DNA Database Timeline
11 May 2001
The Police and Criminal Evidence Act (PACE) is amended so that DNA taken after arrest no longer had to be destroyed on acquittal or where proceedings were discontinued.
PACE is amended again to enable police to take DNA or fingerprints of anyone aged 10 or over who is arrested for a recordable offence.
Under the Serious Organised Crime and Police Act (SOCPA) all offences become arrestable offences casting the net for DNA sampling ever wider.
4 December 2008
The European Court of Human Rights hands down judgment in the S and Marper v UK case, ruling that the policy of indefinite retention of DNA of all arrested persons is in breach of the European Convention on Human Rights.
18 December 2008
The Government publishes the Policing and Crime Bill which contains clauses to allow for regulations to govern DNA and fingerprint retention. As the Bill makes its passage through parliament there is widespread cross-party opposition to the use of secondary legislation for an issue of such importance. Under the regulation power, parliamentarians would, after only a 90-minute debate, have to accept or reject the regulations in their entirety with no opportunity for amendment.

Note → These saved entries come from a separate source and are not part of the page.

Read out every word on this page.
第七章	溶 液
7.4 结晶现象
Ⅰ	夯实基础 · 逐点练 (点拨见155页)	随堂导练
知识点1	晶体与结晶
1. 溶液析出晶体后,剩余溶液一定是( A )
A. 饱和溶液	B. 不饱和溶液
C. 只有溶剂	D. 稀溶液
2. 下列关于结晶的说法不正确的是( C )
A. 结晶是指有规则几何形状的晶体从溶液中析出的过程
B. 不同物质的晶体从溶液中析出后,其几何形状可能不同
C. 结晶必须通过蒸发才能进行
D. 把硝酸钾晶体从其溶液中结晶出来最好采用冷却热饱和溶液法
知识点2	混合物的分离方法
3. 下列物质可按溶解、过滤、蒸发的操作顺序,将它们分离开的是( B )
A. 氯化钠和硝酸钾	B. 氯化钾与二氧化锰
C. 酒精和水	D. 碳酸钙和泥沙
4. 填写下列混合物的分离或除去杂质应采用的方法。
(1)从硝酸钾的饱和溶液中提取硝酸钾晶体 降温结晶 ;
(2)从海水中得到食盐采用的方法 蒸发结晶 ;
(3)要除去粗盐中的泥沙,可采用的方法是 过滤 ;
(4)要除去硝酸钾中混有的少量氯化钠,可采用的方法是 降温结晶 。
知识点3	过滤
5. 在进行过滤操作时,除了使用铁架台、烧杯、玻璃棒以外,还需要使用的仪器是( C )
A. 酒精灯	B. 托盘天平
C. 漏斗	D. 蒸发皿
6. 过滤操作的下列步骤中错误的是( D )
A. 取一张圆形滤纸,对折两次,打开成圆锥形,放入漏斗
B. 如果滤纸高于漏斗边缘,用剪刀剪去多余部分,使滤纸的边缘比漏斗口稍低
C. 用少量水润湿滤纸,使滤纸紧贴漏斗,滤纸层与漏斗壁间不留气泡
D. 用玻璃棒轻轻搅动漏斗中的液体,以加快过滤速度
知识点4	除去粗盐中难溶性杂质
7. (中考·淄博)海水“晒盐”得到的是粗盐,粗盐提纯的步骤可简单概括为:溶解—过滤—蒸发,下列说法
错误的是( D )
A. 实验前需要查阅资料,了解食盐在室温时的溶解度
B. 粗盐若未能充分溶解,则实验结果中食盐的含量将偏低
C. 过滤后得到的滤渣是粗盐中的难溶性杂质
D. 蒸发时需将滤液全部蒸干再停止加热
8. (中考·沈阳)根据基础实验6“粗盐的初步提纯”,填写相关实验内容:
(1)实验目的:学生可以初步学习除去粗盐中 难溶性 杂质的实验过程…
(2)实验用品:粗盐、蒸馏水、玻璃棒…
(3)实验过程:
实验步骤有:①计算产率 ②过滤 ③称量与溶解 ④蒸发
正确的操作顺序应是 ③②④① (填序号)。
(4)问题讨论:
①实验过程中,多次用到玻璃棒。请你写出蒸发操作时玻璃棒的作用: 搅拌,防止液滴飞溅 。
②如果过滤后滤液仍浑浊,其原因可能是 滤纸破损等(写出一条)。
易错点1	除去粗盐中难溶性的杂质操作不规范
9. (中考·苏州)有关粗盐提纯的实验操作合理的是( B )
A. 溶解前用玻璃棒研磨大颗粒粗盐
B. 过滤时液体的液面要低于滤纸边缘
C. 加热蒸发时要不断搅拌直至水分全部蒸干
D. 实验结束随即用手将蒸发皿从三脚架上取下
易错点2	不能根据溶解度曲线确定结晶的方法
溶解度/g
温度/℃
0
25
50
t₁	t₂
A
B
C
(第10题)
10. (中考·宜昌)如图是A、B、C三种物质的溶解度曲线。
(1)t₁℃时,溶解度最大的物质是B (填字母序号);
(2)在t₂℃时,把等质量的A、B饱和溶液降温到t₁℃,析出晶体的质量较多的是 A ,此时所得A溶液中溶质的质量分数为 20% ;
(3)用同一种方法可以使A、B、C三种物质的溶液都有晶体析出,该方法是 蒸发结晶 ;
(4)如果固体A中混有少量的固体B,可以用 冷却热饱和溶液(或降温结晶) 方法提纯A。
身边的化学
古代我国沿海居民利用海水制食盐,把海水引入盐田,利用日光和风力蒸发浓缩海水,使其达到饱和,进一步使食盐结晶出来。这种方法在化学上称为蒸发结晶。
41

Home Office launches consultation on future of DNA retention post S and Marper. Among other things the Government proposes that DNA of those arrested but not convicted is retained for periods of 6 and 12 years. The Government relies heavily on research from the Jill Dando Institute to justify these proposals. This research is subsequently widely contested in the scientific community.
Home Office consultation on DNA closes.
19 August 2009
Damian Green MP announces that the police have agreed to delete his DNA record following his widely controversial arrest relating to Home Office leaks.
25 September 2009
Spokesperson from the Jill Dando Institute announces on the Today programme that the Government’s proposals for DNA retention periods had a flimsy research basis at best. On the same day, Diane Abbott launches the first Liberty DNA clinic in an attempt to advise innocent young people in Hackney on how to have their DNA removed from the database.
19 October 2009
Home Office announces that the clauses in the Policing and Crime Bill which would allow for regulations on DNA retention are to be dropped from the Bill.
11 November 2009
Home Office announces plans to retain innocents’ DNA for six years. Innocent 16 and 17 years olds arrested for a serious crime will be treated the same as adults. All other children arrested but not convicted of any offence will have their profiles held for 3 years.
The Conservative - Liberal Democrat Coalition Government pledge to switch DNA retention to the Scottish model, which is based on allowing retention (for 3 years in the first instance) of DNA for those charged but not convicted of serious offences such as sexual assault or violence.
The Protection of Freedoms Act is passed.
The Protection of Freedoms Act comes into force.
The Supreme Court hands down judgment in Gaughran v Chief Constable of Northern Ireland, holding that, notwithstanding the judgment in S & Marper, it is lawful for the police to retain indefinitely the DNA profile of anyone convicted of a recordable offence.